A harrowing HSE report into decades of horrendous sexual abuse of up to 40 children with severe intellectual disabilities — including some who were mute — by a foster care family cannot be published for legal reasons, senior health service officials have claimed.
The HSE director general, Tony O’Brien, yesterday told the Public Accounts Committee the graphiccase — previously the subject of PAC claims a “clique of HSE managers” attempted to cover up what happened — has been blocked from publication by gardaí and lawyers due to the impact it could have on ongoing investigations.
As previously reported by the Irish Examiner, the report relates to abuse from the 1980s until 2008 by one foster care family in the South-East, who allegedly repeatedly sexually assaulted a large number of children and teenagers in their care and made some live in cubby holes.
When the abuse was uncovered in 1992, up to 40 children with severe intellectual disabilities had already been placed at the home by the State and religious groups. In 1995, officials told senior social workers to stop placing children with the family and find alternative places for those already there.
However, one mute woman, who suffered repeated sexual assaults with items and now has multiple internal injuries, was left there for another 13 years.
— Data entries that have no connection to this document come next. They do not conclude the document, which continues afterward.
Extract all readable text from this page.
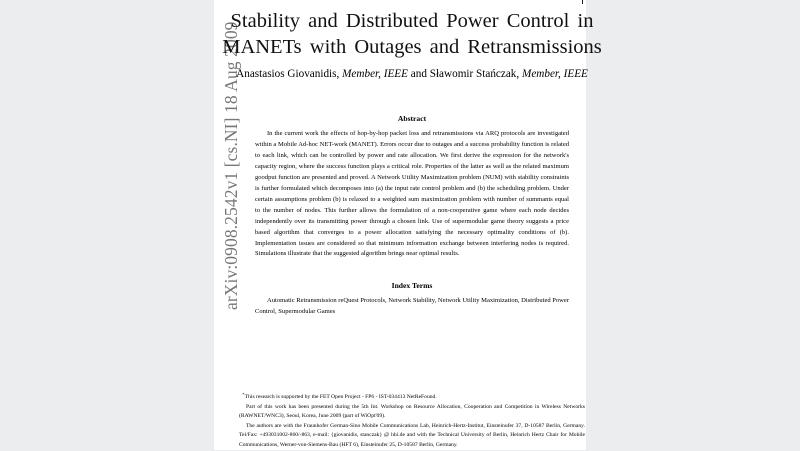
arXiv:0908.2542v1 [cs.NI] 18 Aug 2009
Stability and Distributed Power Control in MANETs with Outages and Retransmissions
Anastasios Giovanidis, Member, IEEE and Sławomir Stańczak, Member, IEEE
Abstract
In the current work the effects of hop-by-hop packet loss and retransmissions via ARQ protocols are investigated within a Mobile Ad-hoc NET-work (MANET). Errors occur due to outages and a success probability function is related to each link, which can be controlled by power and rate allocation. We first derive the expression for the network's capacity region, where the success function plays a critical role. Properties of the latter as well as the related maximum goodput function are presented and proved. A Network Utility Maximization problem (NUM) with stability constraints is further formulated which decomposes into (a) the input rate control problem and (b) the scheduling problem. Under certain assumptions problem (b) is relaxed to a weighted sum maximization problem with number of summants equal to the number of nodes. This further allows the formulation of a non-cooperative game where each node decides independently over its transmitting power through a chosen link. Use of supermodular game theory suggests a price based algorithm that converges to a power allocation satisfying the necessary optimality conditions of (b). Implementation issues are considered so that minimum information exchange between interfering nodes is required. Simulations illustrate that the suggested algorithm brings near optimal results.
Index Terms
Automatic Retransmission reQuest Protocols, Network Stability, Network Utility Maximization, Distributed Power Control, Supermodular Games

∗This research is supported by the FET Open Project - FP6 - IST-034413 NetReFound.

Part of this work has been presented during the 5th Int. Workshop on Resource Allocation, Cooperation and Competition in Wireless Networks (RAWNET/WNC3), Seoul, Korea, June 2009 (part of WiOpt'09).

The authors are with the Fraunhofer German-Sino Mobile Communications Lab, Heinrich-Hertz-Institut, Einsteinufer 37, D-10587 Berlin, Germany. Tel/Fax: +493031002-860/-863, e-mail: {giovanidis, stanczak} @ hhi.de and with the Technical University of Berlin, Heinrich Hertz Chair for Mobile Communications, Werner-von-Siemens-Bau (HFT 6), Einsteinufer 25, D-10587 Berlin, Germany.
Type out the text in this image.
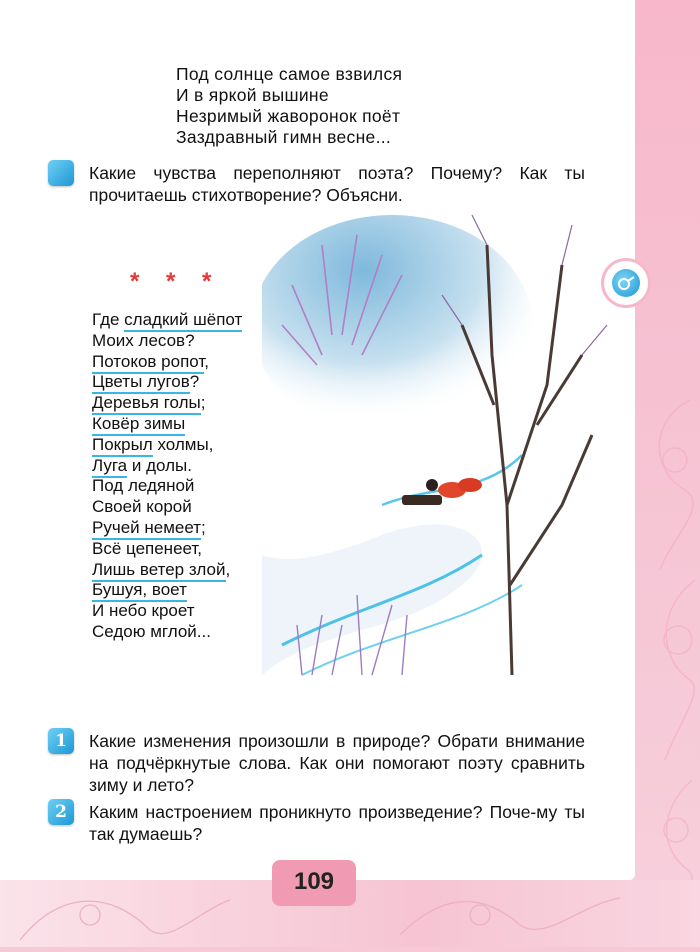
109
Под солнце самое взвился
И в яркой вышине
Незримый жаворонок поёт
Заздравный гимн весне...
Какие чувства переполняют поэта? Почему? Как ты прочитаешь стихотворение? Объясни.
* * *
Где сладкий шёпот
Моих лесов?
Потоков ропот,
Цветы лугов?
Деревья голы;
Ковёр зимы
Покрыл холмы,
Луга и долы.
Под ледяной
Своей корой
Ручей немеет;
Всё цепенеет,
Лишь ветер злой,
Бушуя, воет
И небо кроет
Седою мглой...
1	Какие изменения произошли в природе? Обрати внимание на подчёркнутые слова. Как они помогают поэту сравнить зиму и лето?
2	Каким настроением проникнуто произведение? Поче-му ты так думаешь?
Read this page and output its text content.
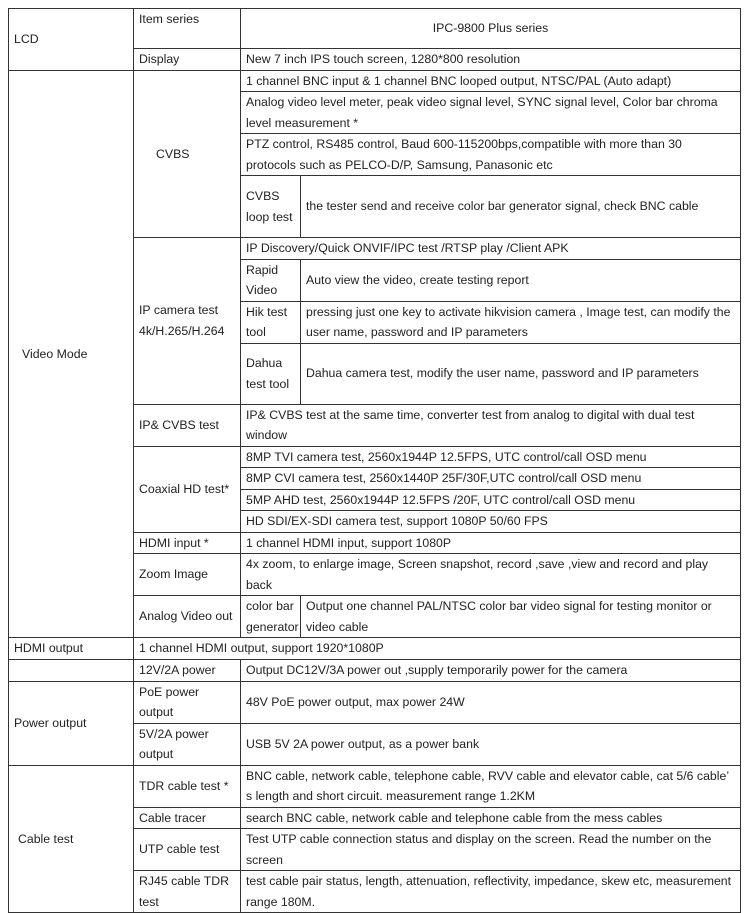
LCD	Item series	IPC-9800 Plus series	
	Display	New 7 inch IPS touch screen, 1280*800 resolution	
Video Mode	CVBS	1 channel BNC input & 1 channel BNC looped output, NTSC/PAL (Auto adapt)	
		Analog video level meter, peak video signal level, SYNC signal level, Color bar chroma level measurement *	
		PTZ control, RS485 control, Baud 600-115200bps,compatible with more than 30 protocols such as PELCO-D/P, Samsung, Panasonic etc	
		CVBS loop test	the tester send and receive color bar generator signal, check BNC cable
	IP camera test 4k/H.265/H.264	IP Discovery/Quick ONVIF/IPC test /RTSP play /Client APK	
		Rapid Video	Auto view the video, create testing report
		Hik test tool	pressing just one key to activate hikvision camera , Image test, can modify the user name, password and IP parameters
		Dahua test tool	Dahua camera test, modify the user name, password and IP parameters
	IP& CVBS test	IP& CVBS test at the same time, converter test from analog to digital with dual test window	
	Coaxial HD test*	8MP TVI camera test, 2560x1944P 12.5FPS, UTC control/call OSD menu	
		8MP CVI camera test, 2560x1440P 25F/30F,UTC control/call OSD menu	
		5MP AHD test, 2560x1944P 12.5FPS /20F, UTC control/call OSD menu	
		HD SDI/EX-SDI camera test, support 1080P 50/60 FPS	
	HDMI input *	1 channel HDMI input, support 1080P	
	Zoom Image	4x zoom, to enlarge image, Screen snapshot, record ,save ,view and record and play back	
	Analog Video out	color bar generator	Output one channel PAL/NTSC color bar video signal for testing monitor or video cable
HDMI output	1 channel HDMI output, support 1920*1080P		
	12V/2A power	Output DC12V/3A power out ,supply temporarily power for the camera	
Power output	PoE power output	48V PoE power output, max power 24W	
	5V/2A power output	USB 5V 2A power output, as a power bank	
Cable test	TDR cable test *	BNC cable, network cable, telephone cable, RVV cable and elevator cable, cat 5/6 cable’ s length and short circuit. measurement range 1.2KM	
	Cable tracer	search BNC cable, network cable and telephone cable from the mess cables	
	UTP cable test	Test UTP cable connection status and display on the screen. Read the number on the screen	
	RJ45 cable TDR test	test cable pair status, length, attenuation, reflectivity, impedance, skew etc, measurement range 180M.	
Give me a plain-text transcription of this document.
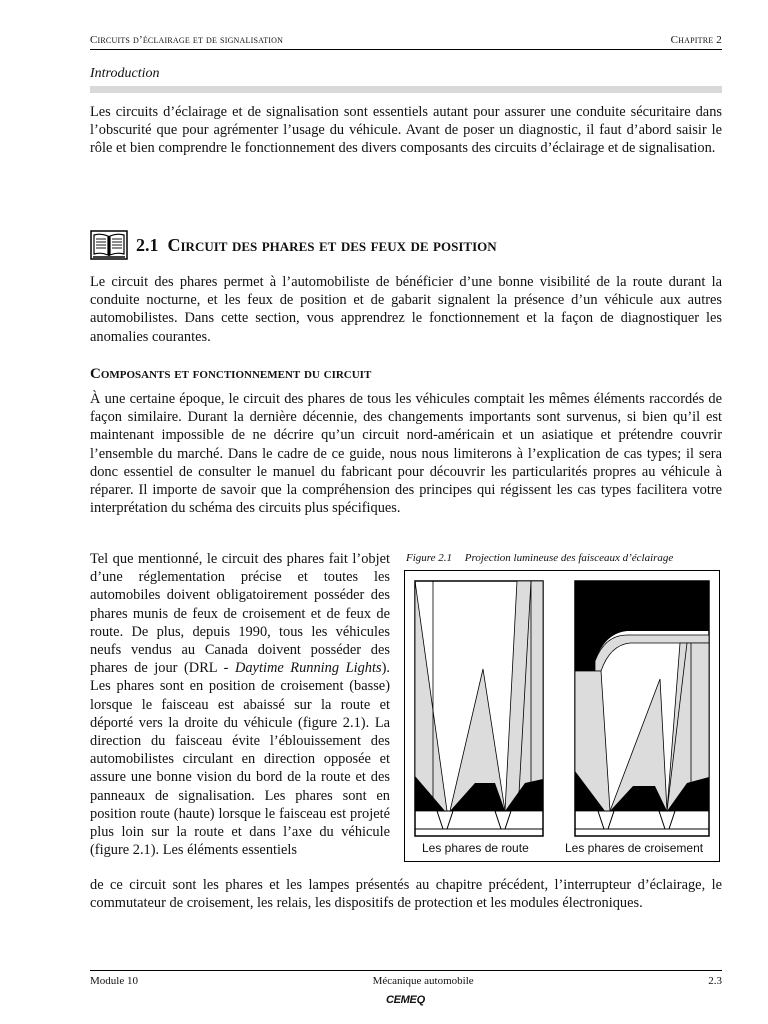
Circuits d’éclairage et de signalisation	Chapitre 2
Introduction

Les circuits d’éclairage et de signalisation sont essentiels autant pour assurer une conduite sécuritaire dans l’obscurité que pour agrémenter l’usage du véhicule. Avant de poser un diagnostic, il faut d’abord saisir le rôle et bien comprendre le fonctionnement des divers composants des circuits d’éclairage et de signalisation.

2.1 Circuit des phares et des feux de position

Le circuit des phares permet à l’automobiliste de bénéficier d’une bonne visibilité de la route durant la conduite nocturne, et les feux de position et de gabarit signalent la présence d’un véhicule aux autres automobilistes. Dans cette section, vous apprendrez le fonctionnement et la façon de diagnostiquer les anomalies courantes.

Composants et fonctionnement du circuit

À une certaine époque, le circuit des phares de tous les véhicules comptait les mêmes éléments raccordés de façon similaire. Durant la dernière décennie, des changements importants sont survenus, si bien qu’il est maintenant impossible de ne décrire qu’un circuit nord-américain et un asiatique et prétendre couvrir l’ensemble du marché. Dans le cadre de ce guide, nous nous limiterons à l’explication de cas types; il sera donc essentiel de consulter le manuel du fabricant pour découvrir les particularités propres au véhicule à réparer. Il importe de savoir que la compréhension des principes qui régissent les cas types facilitera votre interprétation du schéma des circuits plus spécifiques.

Tel que mentionné, le circuit des phares fait l’objet d’une réglementation précise et toutes les automobiles doivent obligatoirement posséder des phares munis de feux de croisement et de feux de route. De plus, depuis 1990, tous les véhicules neufs vendus au Canada doivent posséder des phares de jour (DRL - Daytime Running Lights). Les phares sont en position de croisement (basse) lorsque le faisceau est abaissé sur la route et déporté vers la droite du véhicule (figure 2.1). La direction du faisceau évite l’éblouissement des automobilistes circulant en direction opposée et assure une bonne vision du bord de la route et des panneaux de signalisation. Les phares sont en position route (haute) lorsque le faisceau est projeté plus loin sur la route et dans l’axe du véhicule (figure 2.1). Les éléments essentiels

Figure 2.1 Projection lumineuse des faisceaux d’éclairage
Les phares de route	Les phares de croisement

de ce circuit sont les phares et les lampes présentés au chapitre précédent, l’interrupteur d’éclairage, le commutateur de croisement, les relais, les dispositifs de protection et les modules électroniques.

Module 10	Mécanique automobile	2.3
CEMEQ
The HSE subsequently spent hundreds of thousands on reports to uncover what happened, which showed officials — some of whom are now in senior childcare and health service management — were at fault and what reforms are needed.
A final 2012 document was due to be published early this year.
However, Mr O’Brien said that despite the organisation being “in a position of wanting to publish”, the gardaí and lawyers have prevented the move.
After months of discussions, Mr O’Brien said gardaí wrote to the HSE in August saying publication “may affect ongoing investigations”.
The HSE subsequently sought an update last month. “That’s the most up-to-date position we have,” he said.
While the HSE has told the Irish Examiner that recommendations from the case — continually raised by Fine Gael’s John Deasy and Fianna Fáil’s John McGuinness — are being implemented, it has repeatedly refused to clarify what these are.